In this episode, Nicola and Florence receive American award-winning author and leading expert on weight-based discrimination and body image, Virgie Tovar. Virgie evokes her memories of growing up in a larger body, and internalizing toxic cultural messages about her ultimate responsibility to become thin. In her early twenties, she was introduced to fat activism while studying for her Master's degree in Sexuality Studies.
Together, Virgie, Nicola, and Florence explore the 3 levels of fatphobia and how fatphobia leads to serious discrimination in many areas including wages and medical care, resulting in higher weight people avoiding going to the doctor. Fatphobia also affects fashion, with the industry doing its best to keep higher weight people outside of stores, although about 70% of the population is actually plus size. Fat discrimination is in fact considered legal in most US states. Although we know from research that a higher weight person is less than 1% likely to ever become an average size person according to BMI. And that scientifically, dieting is correlated with depression, anxiety and an increased likelihood of developing an eating disorder. Not with weight loss.

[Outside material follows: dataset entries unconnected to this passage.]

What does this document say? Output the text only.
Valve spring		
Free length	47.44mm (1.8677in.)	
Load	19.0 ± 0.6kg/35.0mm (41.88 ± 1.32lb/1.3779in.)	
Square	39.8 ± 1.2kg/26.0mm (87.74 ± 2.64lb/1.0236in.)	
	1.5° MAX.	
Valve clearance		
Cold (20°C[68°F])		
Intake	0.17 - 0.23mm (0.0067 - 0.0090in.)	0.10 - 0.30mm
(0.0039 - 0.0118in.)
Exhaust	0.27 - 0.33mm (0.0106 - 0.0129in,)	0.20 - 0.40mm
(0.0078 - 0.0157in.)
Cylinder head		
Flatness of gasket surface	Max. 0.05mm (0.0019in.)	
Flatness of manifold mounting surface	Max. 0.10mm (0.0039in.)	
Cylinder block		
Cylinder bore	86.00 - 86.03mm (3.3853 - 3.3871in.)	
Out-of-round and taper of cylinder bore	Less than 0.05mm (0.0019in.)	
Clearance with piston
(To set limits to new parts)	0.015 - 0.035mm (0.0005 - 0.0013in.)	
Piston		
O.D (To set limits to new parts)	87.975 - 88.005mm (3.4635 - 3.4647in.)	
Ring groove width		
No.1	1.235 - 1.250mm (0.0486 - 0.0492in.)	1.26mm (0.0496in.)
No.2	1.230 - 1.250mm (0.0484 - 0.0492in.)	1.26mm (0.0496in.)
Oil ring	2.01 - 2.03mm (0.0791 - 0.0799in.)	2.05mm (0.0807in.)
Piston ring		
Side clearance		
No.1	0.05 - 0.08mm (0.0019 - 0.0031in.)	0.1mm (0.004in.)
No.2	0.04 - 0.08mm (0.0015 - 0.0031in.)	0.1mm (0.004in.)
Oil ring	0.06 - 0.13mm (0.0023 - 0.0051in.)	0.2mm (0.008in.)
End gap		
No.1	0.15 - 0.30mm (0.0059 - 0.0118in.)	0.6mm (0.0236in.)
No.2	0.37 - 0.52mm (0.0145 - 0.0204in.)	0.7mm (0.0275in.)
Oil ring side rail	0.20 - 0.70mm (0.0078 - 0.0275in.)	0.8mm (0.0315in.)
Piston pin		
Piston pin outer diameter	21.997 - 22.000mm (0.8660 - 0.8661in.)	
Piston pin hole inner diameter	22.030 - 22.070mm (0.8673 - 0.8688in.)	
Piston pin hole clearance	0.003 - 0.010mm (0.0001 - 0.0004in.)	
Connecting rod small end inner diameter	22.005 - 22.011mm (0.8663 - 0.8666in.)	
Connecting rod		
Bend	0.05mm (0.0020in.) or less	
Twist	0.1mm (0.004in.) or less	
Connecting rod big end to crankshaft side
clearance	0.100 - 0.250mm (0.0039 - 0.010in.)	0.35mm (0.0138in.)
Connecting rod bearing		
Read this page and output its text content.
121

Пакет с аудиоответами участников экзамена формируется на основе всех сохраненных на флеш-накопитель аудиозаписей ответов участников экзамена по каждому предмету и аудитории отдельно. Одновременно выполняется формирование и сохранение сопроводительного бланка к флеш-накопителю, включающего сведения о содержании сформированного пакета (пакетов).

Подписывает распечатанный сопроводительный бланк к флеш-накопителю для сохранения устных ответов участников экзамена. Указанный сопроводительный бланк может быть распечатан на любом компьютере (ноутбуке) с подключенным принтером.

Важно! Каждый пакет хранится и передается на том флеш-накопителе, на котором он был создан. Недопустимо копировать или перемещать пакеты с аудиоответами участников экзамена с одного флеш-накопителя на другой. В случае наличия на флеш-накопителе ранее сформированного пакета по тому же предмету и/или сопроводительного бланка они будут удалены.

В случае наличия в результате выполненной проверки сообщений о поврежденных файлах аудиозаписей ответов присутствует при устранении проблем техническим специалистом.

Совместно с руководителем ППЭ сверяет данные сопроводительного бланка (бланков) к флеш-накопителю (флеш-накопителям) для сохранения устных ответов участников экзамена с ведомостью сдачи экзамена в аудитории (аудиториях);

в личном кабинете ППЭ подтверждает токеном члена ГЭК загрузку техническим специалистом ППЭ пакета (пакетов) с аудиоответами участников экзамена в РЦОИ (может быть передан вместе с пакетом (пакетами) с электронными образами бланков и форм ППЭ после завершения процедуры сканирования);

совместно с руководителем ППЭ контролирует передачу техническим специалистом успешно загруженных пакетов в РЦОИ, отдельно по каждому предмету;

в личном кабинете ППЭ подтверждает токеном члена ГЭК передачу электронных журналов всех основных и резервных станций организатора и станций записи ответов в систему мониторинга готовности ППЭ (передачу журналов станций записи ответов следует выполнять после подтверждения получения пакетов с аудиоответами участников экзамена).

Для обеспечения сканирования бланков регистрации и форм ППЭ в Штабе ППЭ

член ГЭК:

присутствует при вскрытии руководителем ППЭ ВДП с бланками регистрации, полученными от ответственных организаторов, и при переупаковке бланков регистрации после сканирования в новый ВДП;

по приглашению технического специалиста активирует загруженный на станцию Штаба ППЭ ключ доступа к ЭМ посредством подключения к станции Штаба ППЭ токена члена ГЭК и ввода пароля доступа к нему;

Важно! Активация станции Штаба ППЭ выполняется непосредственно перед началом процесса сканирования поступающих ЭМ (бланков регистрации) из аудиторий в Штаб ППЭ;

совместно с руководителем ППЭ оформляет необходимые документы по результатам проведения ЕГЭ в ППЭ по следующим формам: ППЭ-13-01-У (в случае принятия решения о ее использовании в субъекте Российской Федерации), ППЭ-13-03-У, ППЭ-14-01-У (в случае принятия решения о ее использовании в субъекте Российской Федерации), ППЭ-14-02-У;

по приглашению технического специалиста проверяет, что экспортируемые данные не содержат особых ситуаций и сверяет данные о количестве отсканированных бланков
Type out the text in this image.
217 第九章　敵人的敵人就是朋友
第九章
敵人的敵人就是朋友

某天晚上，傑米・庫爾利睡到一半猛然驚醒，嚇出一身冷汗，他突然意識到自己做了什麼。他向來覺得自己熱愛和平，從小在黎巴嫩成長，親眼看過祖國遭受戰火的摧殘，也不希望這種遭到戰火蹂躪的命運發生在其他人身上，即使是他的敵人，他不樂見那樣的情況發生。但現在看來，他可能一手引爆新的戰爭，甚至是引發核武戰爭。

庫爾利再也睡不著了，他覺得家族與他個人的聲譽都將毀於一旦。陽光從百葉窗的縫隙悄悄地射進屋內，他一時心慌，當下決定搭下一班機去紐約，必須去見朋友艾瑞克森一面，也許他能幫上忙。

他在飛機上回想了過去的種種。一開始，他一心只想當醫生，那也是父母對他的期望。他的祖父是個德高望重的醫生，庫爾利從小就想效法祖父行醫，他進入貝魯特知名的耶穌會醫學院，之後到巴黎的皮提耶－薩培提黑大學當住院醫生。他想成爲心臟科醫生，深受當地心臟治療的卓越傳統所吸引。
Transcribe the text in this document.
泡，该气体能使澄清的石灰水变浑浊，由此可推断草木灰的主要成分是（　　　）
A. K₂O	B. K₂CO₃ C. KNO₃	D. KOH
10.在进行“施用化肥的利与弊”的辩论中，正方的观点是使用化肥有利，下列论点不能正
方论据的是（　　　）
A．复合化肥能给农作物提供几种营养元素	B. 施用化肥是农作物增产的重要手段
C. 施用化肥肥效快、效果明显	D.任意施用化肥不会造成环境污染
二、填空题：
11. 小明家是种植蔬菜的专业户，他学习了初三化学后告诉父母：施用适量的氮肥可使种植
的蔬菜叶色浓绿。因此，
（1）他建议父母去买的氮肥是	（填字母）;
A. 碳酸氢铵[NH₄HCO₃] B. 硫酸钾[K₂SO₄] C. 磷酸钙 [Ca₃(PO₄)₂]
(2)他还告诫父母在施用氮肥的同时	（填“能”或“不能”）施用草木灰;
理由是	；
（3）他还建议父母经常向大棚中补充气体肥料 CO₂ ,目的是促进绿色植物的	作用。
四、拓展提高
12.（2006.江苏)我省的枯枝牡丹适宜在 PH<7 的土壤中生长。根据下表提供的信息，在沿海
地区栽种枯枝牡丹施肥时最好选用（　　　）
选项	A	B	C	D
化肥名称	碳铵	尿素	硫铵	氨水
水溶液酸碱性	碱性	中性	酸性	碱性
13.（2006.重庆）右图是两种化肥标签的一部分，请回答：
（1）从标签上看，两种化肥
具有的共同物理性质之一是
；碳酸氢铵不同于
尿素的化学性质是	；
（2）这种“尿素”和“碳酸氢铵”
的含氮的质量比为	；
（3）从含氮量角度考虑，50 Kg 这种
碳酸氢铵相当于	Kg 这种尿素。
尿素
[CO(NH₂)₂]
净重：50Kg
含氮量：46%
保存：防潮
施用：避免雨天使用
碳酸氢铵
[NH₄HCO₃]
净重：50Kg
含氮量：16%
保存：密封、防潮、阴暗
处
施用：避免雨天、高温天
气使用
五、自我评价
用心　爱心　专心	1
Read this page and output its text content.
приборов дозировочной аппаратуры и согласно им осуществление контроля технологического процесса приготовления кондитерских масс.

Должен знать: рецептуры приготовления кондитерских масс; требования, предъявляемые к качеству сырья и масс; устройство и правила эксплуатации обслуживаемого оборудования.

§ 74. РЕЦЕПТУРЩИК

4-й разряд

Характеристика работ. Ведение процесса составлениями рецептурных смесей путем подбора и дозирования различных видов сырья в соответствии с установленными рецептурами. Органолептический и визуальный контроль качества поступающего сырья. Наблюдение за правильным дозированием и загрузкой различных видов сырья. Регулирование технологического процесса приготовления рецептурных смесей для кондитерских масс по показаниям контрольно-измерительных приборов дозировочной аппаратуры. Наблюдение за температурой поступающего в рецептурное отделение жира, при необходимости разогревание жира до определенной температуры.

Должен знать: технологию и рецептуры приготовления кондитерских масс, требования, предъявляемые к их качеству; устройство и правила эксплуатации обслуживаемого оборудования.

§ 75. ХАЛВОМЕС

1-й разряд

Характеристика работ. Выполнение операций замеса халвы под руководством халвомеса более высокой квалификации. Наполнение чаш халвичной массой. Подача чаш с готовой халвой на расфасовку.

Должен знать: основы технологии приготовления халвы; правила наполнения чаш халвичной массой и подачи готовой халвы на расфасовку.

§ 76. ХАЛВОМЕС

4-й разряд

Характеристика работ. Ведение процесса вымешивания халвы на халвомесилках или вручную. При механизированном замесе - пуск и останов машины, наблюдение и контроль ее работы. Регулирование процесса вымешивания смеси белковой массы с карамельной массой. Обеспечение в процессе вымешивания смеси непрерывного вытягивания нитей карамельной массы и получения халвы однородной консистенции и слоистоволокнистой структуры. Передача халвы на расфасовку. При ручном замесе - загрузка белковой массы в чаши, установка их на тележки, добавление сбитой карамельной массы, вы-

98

Virgie unpacks the term "diet culture" for Florence and Nicola and explains it is not coincidence that it was was born at the same time as capitalism, puritanism, and colonialism. Virgie also evokes internalized gender inferiority in women and its links to self-objectification. with the works of John Berger and Phyllis Chessler. She reminds us that everything we can turn to for pleasure in our society is heavily regulated and shamed, including hunger. She mentions a study on subjective hunger affecting long term decisions.And the podcast ends with simple ways anyone can fight fatphobia.